What made it possible for Sandy to sneak in a few lessons was that flight-simulation took place right after the midday meal and its consequent stun time. Since Sandy was physiologically exempt from stun time he could get there before any of the others. It helped, too, that the instructor in charge was not the smartest Hakh’hli on the ship. The reason he was there was that he had actually been in the crew that was preparing to land somewhere in the Alpha Centauri system. They never did land, because there wasn’t anything big enough to land on, but he was the closest the Hakh’hli had to an experienced lander pilot. Although he had never been authorized to let Sandy try his hand at pilotage, he had never been ordered not to, either. With a little wheedling, Sandy got past him and again took his place in the simulator capsule.

Sandy had brought cushions with him and used them to wedge himself into the kneeling-seat that had never been designed to accommodate a mere human anatomy. For a quarter of a twelfth-day—no, he corrected himself; for about twenty minutes, in the Earth reckoning of his new wrist watch—he was able to go through the whole sequence, from the magnetic-repulsion “launch” of the capsule from its recess in the side of the great interstellar ship, through the course-correction that brought it over the Earth’s pole in a descending slant, through the dodging of space debris and the buffeting of atmospheric entry, and to a good, or at least not catastrophic, landing on a level, snow-covered plain between high mountains. The simulator made it all real. When the “lander” lurched away from the mother ship—pistons gave it a realistic jolt as it happened—the screens showed the black of space, and the green planet underneath, and the great ship shrinking rapidly away. When he “turned” the lander, the same pistons gave his capsule enough of a twist to match physical sensations with the slipping images on the screens, and they filled in again to suggest the terrible jolting of atmosphere entry.
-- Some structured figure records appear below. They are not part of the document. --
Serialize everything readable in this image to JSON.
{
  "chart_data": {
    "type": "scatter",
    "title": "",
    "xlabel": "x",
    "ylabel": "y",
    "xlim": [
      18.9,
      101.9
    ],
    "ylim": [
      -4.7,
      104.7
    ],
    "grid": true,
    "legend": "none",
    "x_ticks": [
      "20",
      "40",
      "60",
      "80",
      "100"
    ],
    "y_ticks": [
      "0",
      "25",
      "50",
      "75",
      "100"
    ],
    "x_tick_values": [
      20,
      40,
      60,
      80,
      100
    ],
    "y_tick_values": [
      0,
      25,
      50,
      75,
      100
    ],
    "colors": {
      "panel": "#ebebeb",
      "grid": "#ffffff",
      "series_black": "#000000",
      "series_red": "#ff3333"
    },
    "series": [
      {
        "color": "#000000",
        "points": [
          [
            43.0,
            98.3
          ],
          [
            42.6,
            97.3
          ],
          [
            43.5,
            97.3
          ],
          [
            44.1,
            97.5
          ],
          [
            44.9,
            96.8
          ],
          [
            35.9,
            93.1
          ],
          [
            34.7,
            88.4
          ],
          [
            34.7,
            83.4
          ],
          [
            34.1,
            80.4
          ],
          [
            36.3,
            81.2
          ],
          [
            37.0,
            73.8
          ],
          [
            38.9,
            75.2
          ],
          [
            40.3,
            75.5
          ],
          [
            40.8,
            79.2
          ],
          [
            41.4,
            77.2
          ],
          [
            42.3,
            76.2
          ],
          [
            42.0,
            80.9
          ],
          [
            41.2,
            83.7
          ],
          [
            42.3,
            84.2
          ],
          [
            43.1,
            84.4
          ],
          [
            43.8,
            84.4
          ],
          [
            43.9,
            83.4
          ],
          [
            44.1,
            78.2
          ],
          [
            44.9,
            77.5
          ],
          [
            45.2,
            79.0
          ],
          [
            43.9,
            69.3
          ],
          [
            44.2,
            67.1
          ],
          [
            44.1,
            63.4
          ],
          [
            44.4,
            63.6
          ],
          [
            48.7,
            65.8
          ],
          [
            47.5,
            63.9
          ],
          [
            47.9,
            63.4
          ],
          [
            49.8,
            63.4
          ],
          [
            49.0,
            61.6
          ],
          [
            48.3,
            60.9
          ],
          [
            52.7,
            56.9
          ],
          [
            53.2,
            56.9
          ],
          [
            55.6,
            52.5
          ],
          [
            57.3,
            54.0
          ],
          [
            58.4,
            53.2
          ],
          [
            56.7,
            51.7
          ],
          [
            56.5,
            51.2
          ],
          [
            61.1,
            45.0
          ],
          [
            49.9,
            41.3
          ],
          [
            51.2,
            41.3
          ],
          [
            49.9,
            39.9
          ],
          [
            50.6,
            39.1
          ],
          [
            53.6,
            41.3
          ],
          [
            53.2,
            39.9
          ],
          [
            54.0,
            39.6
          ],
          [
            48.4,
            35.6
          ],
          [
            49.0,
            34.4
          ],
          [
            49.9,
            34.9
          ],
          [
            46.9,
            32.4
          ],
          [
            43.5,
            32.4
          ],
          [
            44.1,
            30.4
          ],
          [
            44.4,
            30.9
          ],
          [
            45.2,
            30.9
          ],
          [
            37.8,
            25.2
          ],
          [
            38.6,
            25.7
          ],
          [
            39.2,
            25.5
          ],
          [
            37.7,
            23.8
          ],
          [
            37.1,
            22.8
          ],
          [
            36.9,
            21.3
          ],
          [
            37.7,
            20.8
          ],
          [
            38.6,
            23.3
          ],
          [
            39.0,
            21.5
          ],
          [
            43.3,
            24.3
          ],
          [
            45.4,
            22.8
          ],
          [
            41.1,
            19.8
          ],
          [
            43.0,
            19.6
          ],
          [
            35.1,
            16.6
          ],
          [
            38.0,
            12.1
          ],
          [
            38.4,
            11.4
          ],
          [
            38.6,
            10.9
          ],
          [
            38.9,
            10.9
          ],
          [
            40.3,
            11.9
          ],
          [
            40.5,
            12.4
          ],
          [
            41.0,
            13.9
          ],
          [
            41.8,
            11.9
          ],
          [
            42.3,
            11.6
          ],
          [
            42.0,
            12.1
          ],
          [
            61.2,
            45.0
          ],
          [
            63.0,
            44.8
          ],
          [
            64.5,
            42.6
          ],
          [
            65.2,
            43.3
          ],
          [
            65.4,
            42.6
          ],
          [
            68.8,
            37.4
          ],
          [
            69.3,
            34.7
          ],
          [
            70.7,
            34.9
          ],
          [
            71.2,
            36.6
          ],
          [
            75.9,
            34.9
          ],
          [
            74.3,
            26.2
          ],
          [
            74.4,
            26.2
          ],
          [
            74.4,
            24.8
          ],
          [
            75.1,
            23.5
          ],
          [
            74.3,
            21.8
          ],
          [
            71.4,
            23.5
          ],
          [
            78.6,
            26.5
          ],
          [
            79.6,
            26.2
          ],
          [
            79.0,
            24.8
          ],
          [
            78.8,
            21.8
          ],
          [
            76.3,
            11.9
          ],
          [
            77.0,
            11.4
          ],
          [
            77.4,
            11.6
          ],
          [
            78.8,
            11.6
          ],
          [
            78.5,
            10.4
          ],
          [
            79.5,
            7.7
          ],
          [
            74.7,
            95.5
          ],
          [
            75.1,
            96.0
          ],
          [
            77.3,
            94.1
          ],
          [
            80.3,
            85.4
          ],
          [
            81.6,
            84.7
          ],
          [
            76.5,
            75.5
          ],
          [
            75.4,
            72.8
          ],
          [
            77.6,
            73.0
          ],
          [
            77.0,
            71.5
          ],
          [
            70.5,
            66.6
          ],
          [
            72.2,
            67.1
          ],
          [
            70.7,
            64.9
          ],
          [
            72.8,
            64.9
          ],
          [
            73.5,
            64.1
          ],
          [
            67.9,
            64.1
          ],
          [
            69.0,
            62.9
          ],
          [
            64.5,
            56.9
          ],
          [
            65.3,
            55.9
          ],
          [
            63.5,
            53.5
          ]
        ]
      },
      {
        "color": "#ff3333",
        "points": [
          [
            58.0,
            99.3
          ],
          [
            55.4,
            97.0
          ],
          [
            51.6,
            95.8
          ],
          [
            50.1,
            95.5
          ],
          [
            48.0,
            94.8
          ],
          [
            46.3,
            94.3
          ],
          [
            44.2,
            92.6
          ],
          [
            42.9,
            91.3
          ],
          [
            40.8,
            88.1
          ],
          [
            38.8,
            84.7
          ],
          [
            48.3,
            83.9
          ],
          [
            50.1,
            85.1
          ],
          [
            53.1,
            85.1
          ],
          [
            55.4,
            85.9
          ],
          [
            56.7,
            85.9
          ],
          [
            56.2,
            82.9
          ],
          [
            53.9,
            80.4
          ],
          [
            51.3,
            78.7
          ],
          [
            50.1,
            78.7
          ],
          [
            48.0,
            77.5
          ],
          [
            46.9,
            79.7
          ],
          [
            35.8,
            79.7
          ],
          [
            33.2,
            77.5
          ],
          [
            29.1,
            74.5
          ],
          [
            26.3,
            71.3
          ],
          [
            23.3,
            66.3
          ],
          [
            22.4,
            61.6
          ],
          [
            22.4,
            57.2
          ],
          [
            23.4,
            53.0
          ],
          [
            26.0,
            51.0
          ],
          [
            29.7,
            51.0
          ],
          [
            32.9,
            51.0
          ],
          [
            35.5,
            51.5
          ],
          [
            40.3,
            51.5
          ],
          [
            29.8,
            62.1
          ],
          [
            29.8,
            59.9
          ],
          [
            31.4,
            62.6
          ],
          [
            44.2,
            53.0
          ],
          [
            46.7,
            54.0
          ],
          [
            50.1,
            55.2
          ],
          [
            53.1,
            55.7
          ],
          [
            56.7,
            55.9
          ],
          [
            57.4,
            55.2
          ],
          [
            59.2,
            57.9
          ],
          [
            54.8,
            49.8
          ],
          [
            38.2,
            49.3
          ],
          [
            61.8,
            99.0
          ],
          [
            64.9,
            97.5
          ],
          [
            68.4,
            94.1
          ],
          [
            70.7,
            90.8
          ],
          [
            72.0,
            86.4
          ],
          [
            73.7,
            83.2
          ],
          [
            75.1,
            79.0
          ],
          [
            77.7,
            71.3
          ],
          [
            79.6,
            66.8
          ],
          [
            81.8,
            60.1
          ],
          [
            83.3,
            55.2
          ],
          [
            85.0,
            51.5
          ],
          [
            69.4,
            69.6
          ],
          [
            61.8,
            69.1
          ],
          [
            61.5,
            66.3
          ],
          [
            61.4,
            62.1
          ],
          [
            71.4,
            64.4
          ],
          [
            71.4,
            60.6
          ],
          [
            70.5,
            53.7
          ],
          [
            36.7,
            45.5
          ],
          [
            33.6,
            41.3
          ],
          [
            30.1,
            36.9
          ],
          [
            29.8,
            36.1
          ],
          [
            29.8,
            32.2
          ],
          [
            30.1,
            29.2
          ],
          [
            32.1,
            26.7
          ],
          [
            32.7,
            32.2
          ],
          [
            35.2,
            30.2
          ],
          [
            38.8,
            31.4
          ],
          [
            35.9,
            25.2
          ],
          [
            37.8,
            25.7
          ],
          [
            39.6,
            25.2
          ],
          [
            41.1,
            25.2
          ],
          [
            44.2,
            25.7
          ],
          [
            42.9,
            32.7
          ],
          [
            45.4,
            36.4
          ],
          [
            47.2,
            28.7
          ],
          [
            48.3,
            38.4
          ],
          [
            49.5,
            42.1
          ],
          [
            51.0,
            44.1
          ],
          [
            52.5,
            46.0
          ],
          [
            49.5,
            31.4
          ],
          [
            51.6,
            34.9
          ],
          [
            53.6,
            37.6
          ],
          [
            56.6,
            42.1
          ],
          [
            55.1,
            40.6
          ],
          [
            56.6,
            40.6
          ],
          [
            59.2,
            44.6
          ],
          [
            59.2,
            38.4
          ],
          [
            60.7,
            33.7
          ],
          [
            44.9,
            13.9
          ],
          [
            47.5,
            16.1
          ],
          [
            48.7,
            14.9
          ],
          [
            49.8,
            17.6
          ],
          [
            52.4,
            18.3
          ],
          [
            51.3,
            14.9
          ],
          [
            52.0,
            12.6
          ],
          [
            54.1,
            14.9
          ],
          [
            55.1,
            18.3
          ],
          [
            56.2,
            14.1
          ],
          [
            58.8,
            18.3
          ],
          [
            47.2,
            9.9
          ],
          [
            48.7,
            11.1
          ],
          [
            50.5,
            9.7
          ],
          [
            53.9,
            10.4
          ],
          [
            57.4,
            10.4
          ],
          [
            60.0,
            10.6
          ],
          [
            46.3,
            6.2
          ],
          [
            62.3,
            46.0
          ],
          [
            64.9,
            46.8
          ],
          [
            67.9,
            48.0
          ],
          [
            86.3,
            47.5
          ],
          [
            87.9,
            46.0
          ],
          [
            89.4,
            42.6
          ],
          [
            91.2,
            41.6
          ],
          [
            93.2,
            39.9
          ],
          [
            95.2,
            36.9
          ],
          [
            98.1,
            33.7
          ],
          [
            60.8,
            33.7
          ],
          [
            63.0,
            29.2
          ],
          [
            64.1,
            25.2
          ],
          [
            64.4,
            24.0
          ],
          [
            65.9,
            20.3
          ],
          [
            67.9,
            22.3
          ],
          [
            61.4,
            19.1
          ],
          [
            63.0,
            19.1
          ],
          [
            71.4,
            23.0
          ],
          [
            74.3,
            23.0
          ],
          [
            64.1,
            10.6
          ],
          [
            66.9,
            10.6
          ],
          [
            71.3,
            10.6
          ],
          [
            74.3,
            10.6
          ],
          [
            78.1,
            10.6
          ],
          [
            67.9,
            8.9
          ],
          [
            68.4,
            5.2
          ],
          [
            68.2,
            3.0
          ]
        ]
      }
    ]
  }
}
A session in the lander simulator was as good as any Earthly video game for a young adult, or actually a lot better. It wasn’t good enough, though. When Sandy had to get out to make way for the first real space cadet from his cohort he was sulking. “I don’t see why I can’t fly it down,” he complained to Polly—unwisely, because she gave him a pinch.

“Because you’re too little, and too clumsy, and too dumb!” she told him. “Now get out of the way so I can check out!”

He glowered after her as she climbed in. Obie touched the small of Sandy’s back in sympathy. “I’d let you fly if I could,” he said. Sandy shrugged morosely; they both knew that Obie’s time for influencing anyone else in the cohort had passed with his brief sexual phase. “Well,” Obie said helpfully, “do you want to do something else? I’m last on the list; we’ve got at least a twelfth and a half before my turn.”

“Do what?” Sandy asked.

“We could watch an Earth film,” Obie proposed. “There’s a ‘Star Trek’ I’d like to see again. I like those funny spaceships.”

“No way,” Sandy said positively, because Earthly ideas of nonexistent spaceships weren’t what interested him; if he were going to watch films on his free time he wanted something with prettier girls in scantier clothing. Or alternatively—

He looked around thoughtfully. The four other waiting members of his cohort had started a Questions Game—name all fifty-three states of the U.S.A. in order, left to right, from Guam to Puerto Rico—and were conspicuously shunning both Sandy and Obie. The communications screen was being ignored. “Well,” he said slowly, “there is a film I’d like to see again. Only it isn’t from Earth. It’s Hakh’hli.”